In an interview Friday with Brookings Institution analyst Michael O’Hanlon, Mark Esper said the withdrawal deal negotiated with the Taliban a year ago was always contingent on conditions that the Taliban clearly have not met.
“We implemented our side of it in good faith, but it’s fair to say the Taliban have not,” Esper said, noting the Taliban have not delivered on any of their key promises, namely a reduction in violence, good faith negotiations with the Afghan government, and a full break with al Qaeda.
Esper said he would have opposed Trump’s post-election order to reduce U.S. troop strength in Afghanistan to 2,500, which he says has effectively undercut any leverage the U.S. had over the Taliban. “I made this clear when I was in the administration at the end, I thought we should hold it 4,500 until the conditions on the ground were met.”
Trump has put Biden in a tough spot, Esper says. “We have to make sure that again, Afghanistan doesn’t become a safe haven for terrorism.
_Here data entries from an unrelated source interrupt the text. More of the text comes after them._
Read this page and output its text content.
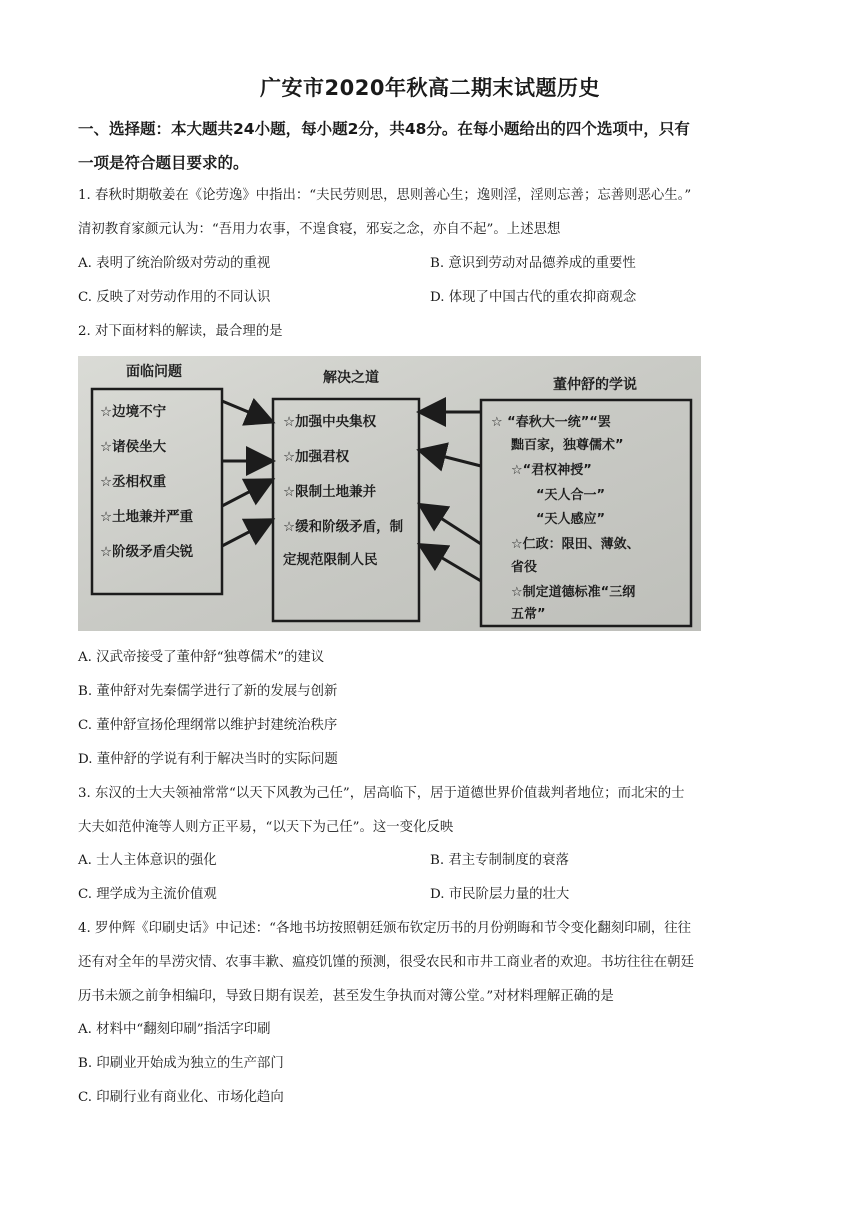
广安市2020年秋高二期末试题历史
一、选择题：本大题共24小题，每小题2分，共48分。在每小题给出的四个选项中，只有
一项是符合题目要求的。
1. 春秋时期敬姜在《论劳逸》中指出：“夫民劳则思，思则善心生；逸则淫，淫则忘善；忘善则恶心生。”
清初教育家颜元认为：“吾用力农事，不遑食寝，邪妄之念，亦自不起”。上述思想
A. 表明了统治阶级对劳动的重视	B. 意识到劳动对品德养成的重要性
C. 反映了对劳动作用的不同认识	D. 体现了中国古代的重农抑商观念
2. 对下面材料的解读，最合理的是
面临问题
☆边境不宁
☆诸侯坐大
☆丞相权重
☆土地兼并严重
☆阶级矛盾尖锐
解决之道
☆加强中央集权
☆加强君权
☆限制土地兼并
☆缓和阶级矛盾，制
定规范限制人民
董仲舒的学说
☆ “春秋大一统”“罢
黜百家，独尊儒术”
☆“君权神授”
“天人合一”
“天人感应”
☆仁政：限田、薄敛、
省役
☆制定道德标准“三纲
五常”
A. 汉武帝接受了董仲舒“独尊儒术”的建议
B. 董仲舒对先秦儒学进行了新的发展与创新
C. 董仲舒宣扬伦理纲常以维护封建统治秩序
D. 董仲舒的学说有利于解决当时的实际问题
3. 东汉的士大夫领袖常常“以天下风教为己任”，居高临下，居于道德世界价值裁判者地位；而北宋的士
大夫如范仲淹等人则方正平易，“以天下为己任”。这一变化反映
A. 士人主体意识的强化	B. 君主专制制度的衰落
C. 理学成为主流价值观	D. 市民阶层力量的壮大
4. 罗仲辉《印刷史话》中记述：“各地书坊按照朝廷颁布钦定历书的月份朔晦和节令变化翻刻印刷，往往
还有对全年的旱涝灾情、农事丰歉、瘟疫饥馑的预测，很受农民和市井工商业者的欢迎。书坊往往在朝廷
历书未颁之前争相编印，导致日期有误差，甚至发生争执而对簿公堂。”对材料理解正确的是
A. 材料中“翻刻印刷”指活字印刷
B. 印刷业开始成为独立的生产部门
C. 印刷行业有商业化、市场化趋向
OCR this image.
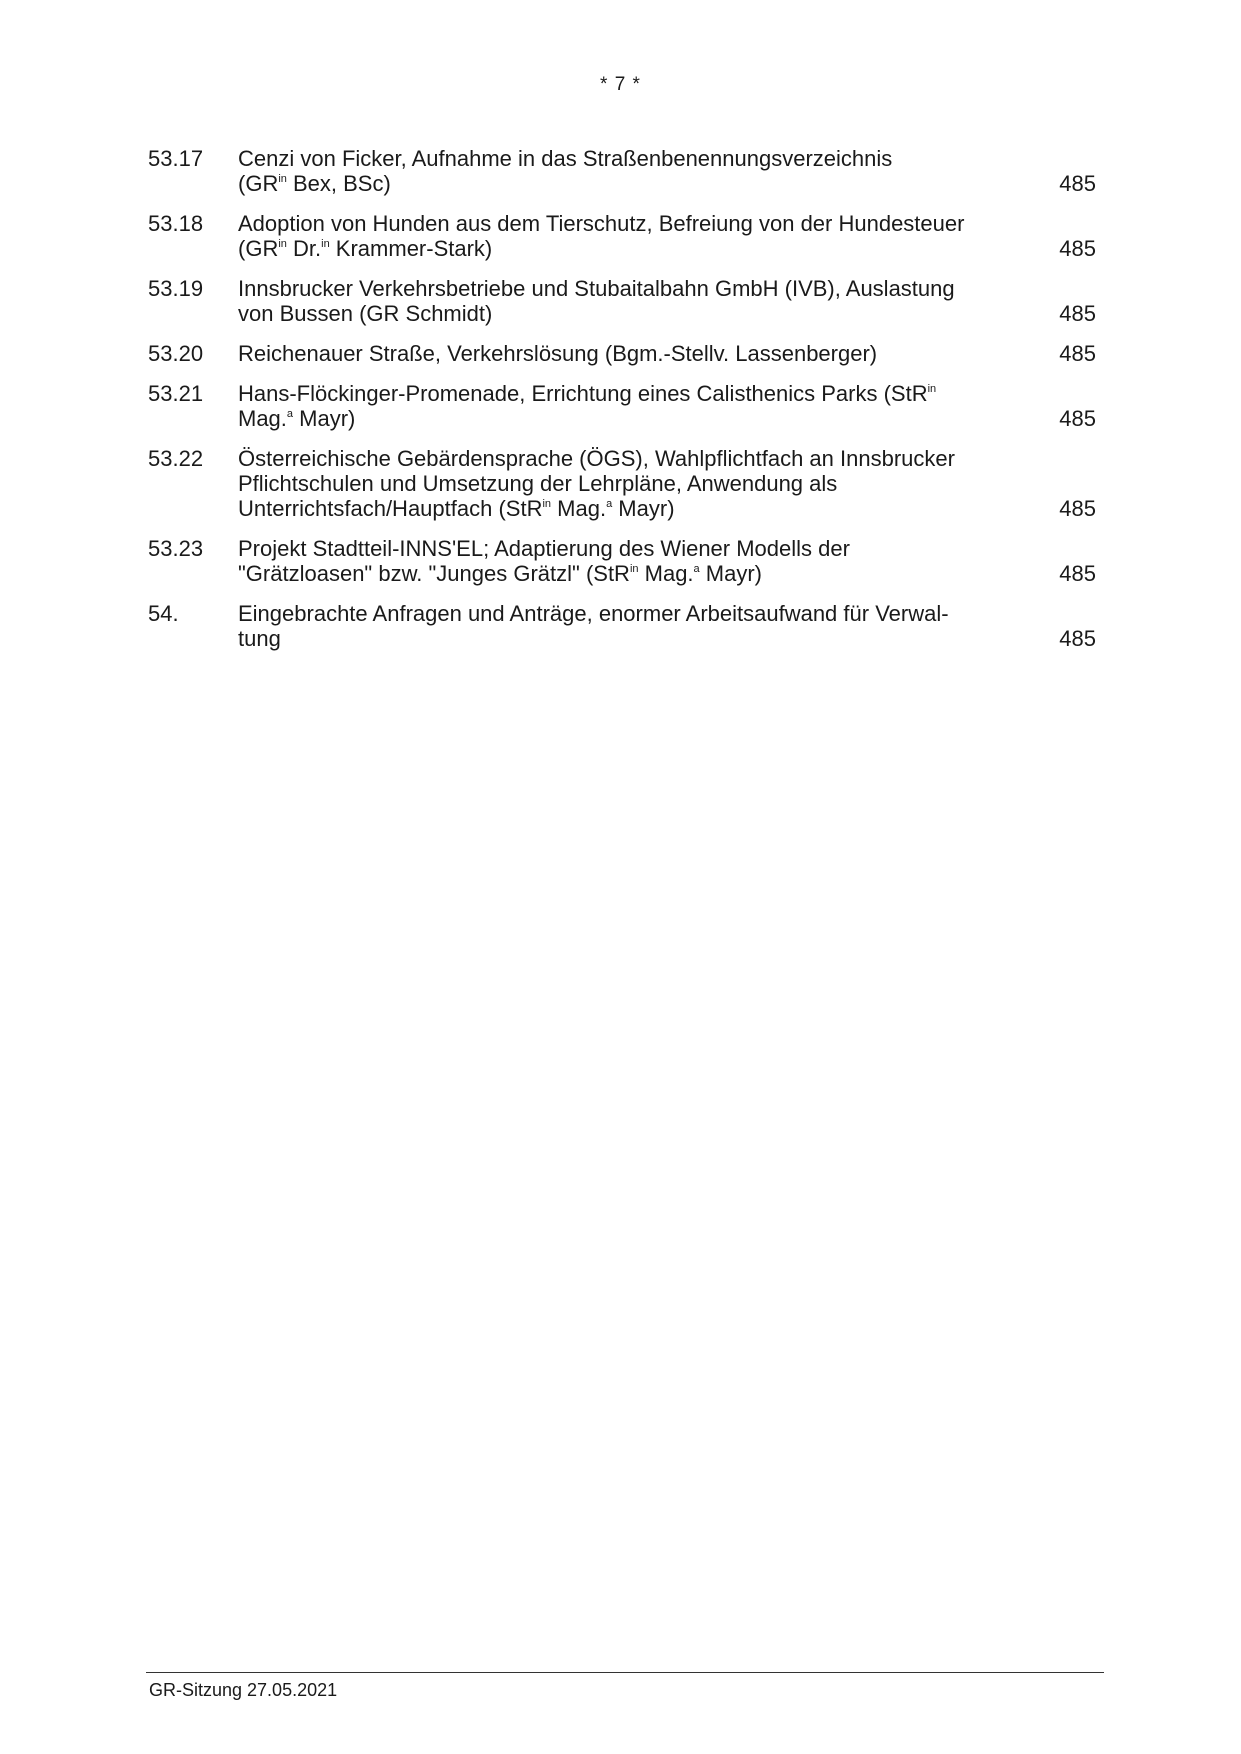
* 7 *
53.17	Cenzi von Ficker, Aufnahme in das Straßenbenennungsverzeichnis
($GR^{in}$ Bex, BSc)	485
53.18	Adoption von Hunden aus dem Tierschutz, Befreiung von der Hundesteuer
($GR^{in}$ Dr.$^{in}$ Krammer-Stark)	485
53.19	Innsbrucker Verkehrsbetriebe und Stubaitalbahn GmbH (IVB), Auslastung
von Bussen (GR Schmidt)	485
53.20	Reichenauer Straße, Verkehrslösung (Bgm.-Stellv. Lassenberger)	485
53.21	Hans-Flöckinger-Promenade, Errichtung eines Calisthenics Parks (StR$^{in}$
Mag.$^a$ Mayr)	485
53.22	Österreichische Gebärdensprache (ÖGS), Wahlpflichtfach an Innsbrucker
Pflichtschulen und Umsetzung der Lehrpläne, Anwendung als
Unterrichtsfach/Hauptfach (StR$^{in}$ Mag.$^a$ Mayr)	485
53.23	Projekt Stadtteil-INNS'EL; Adaptierung des Wiener Modells der
"Grätzloasen" bzw. "Junges Grätzl" (StR$^{in}$ Mag.$^a$ Mayr)	485
54.	Eingebrachte Anfragen und Anträge, enormer Arbeitsaufwand für Verwal-
tung	485
GR-Sitzung 27.05.2021
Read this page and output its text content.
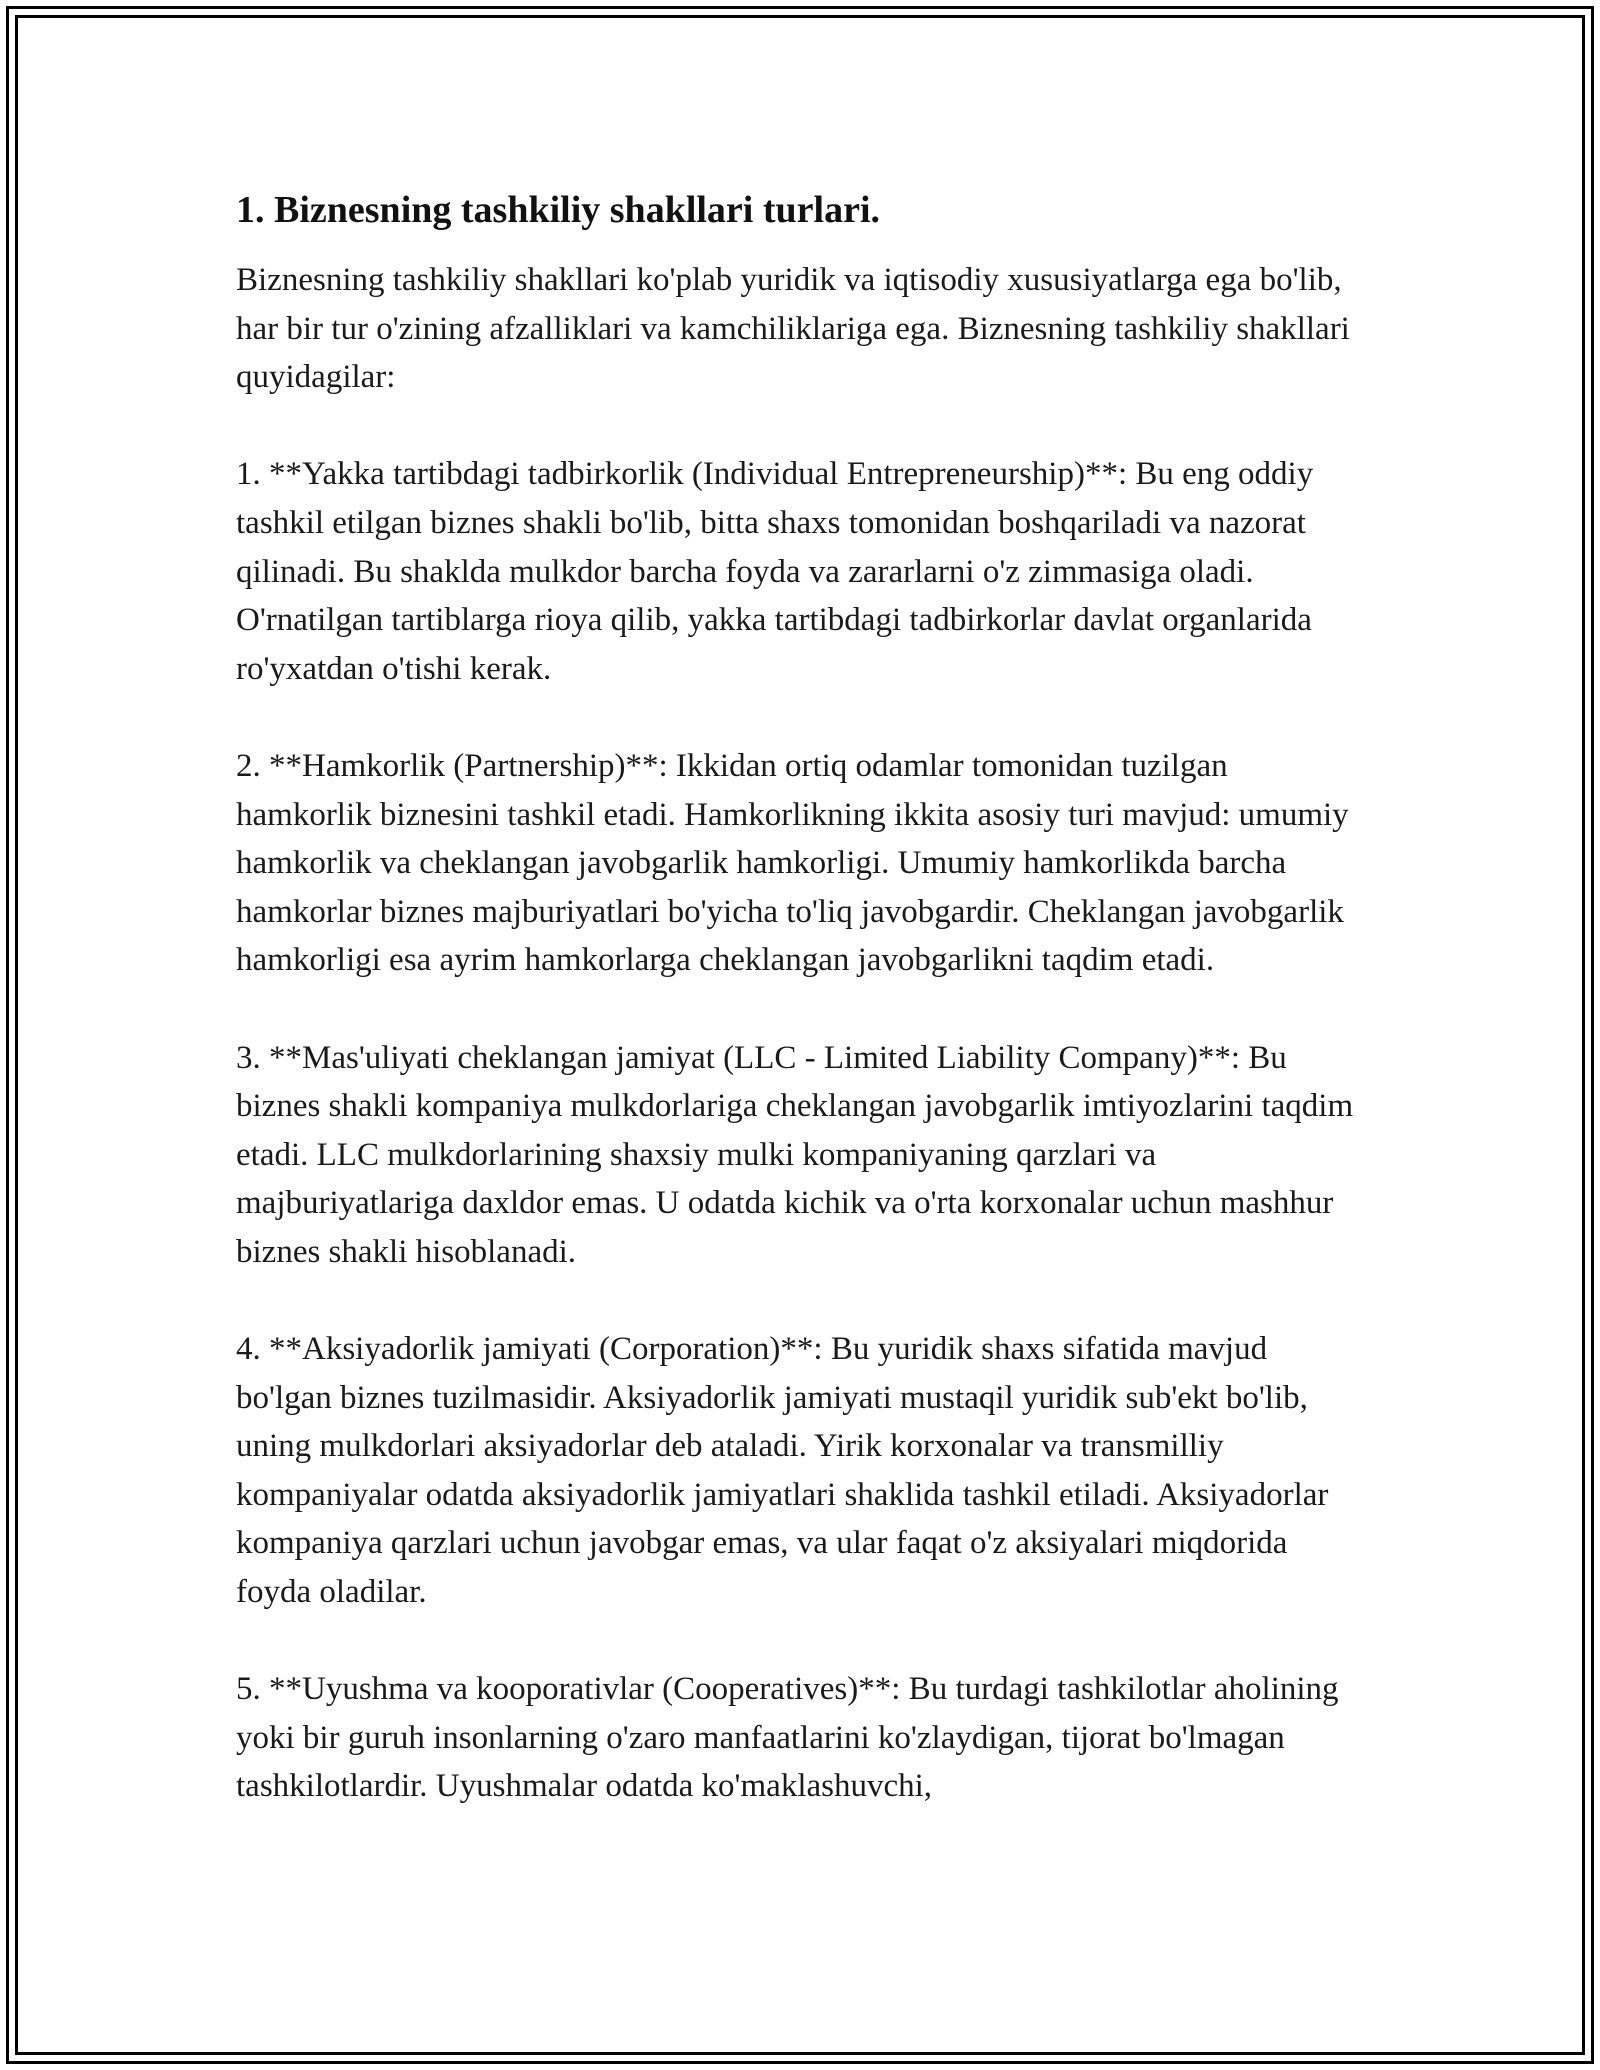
1. Biznesning tashkiliy shakllari turlari.

Biznesning tashkiliy shakllari ko'plab yuridik va iqtisodiy xususiyatlarga ega bo'lib, har bir tur o'zining afzalliklari va kamchiliklariga ega. Biznesning tashkiliy shakllari quyidagilar:

1. **Yakka tartibdagi tadbirkorlik (Individual Entrepreneurship)**: Bu eng oddiy tashkil etilgan biznes shakli bo'lib, bitta shaxs tomonidan boshqariladi va nazorat qilinadi. Bu shaklda mulkdor barcha foyda va zararlarni o'z zimmasiga oladi. O'rnatilgan tartiblarga rioya qilib, yakka tartibdagi tadbirkorlar davlat organlarida ro'yxatdan o'tishi kerak.

2. **Hamkorlik (Partnership)**: Ikkidan ortiq odamlar tomonidan tuzilgan hamkorlik biznesini tashkil etadi. Hamkorlikning ikkita asosiy turi mavjud: umumiy hamkorlik va cheklangan javobgarlik hamkorligi. Umumiy hamkorlikda barcha hamkorlar biznes majburiyatlari bo'yicha to'liq javobgardir. Cheklangan javobgarlik hamkorligi esa ayrim hamkorlarga cheklangan javobgarlikni taqdim etadi.

3. **Mas'uliyati cheklangan jamiyat (LLC - Limited Liability Company)**: Bu biznes shakli kompaniya mulkdorlariga cheklangan javobgarlik imtiyozlarini taqdim etadi. LLC mulkdorlarining shaxsiy mulki kompaniyaning qarzlari va majburiyatlariga daxldor emas. U odatda kichik va o'rta korxonalar uchun mashhur biznes shakli hisoblanadi.

4. **Aksiyadorlik jamiyati (Corporation)**: Bu yuridik shaxs sifatida mavjud bo'lgan biznes tuzilmasidir. Aksiyadorlik jamiyati mustaqil yuridik sub'ekt bo'lib, uning mulkdorlari aksiyadorlar deb ataladi. Yirik korxonalar va transmilliy kompaniyalar odatda aksiyadorlik jamiyatlari shaklida tashkil etiladi. Aksiyadorlar kompaniya qarzlari uchun javobgar emas, va ular faqat o'z aksiyalari miqdorida foyda oladilar.

5. **Uyushma va kooporativlar (Cooperatives)**: Bu turdagi tashkilotlar aholining yoki bir guruh insonlarning o'zaro manfaatlarini ko'zlaydigan, tijorat bo'lmagan tashkilotlardir. Uyushmalar odatda ko'maklashuvchi,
And I say that as somebody who wants to get out of there as badly as anyone else.”
In the meantime, Robert Gates, who resisted sending more troops to Afghanistan, argued the “least bad option’ is for the U.S. to stay until the Taliban get the message that the U.S. won’t leave until they get serious about peace.
“My view is that I think the steps the president has taken in terms of hinting that we might not pull the rest of our troops out on the first of May is exactly right. I think that we do need to take into consideration the possibility of having a presence in Afghanistan at roughly the current level, or maybe even slightly more, along with our NATO allies,” said Gates in an interview with Washington Post columnist David Ignatius.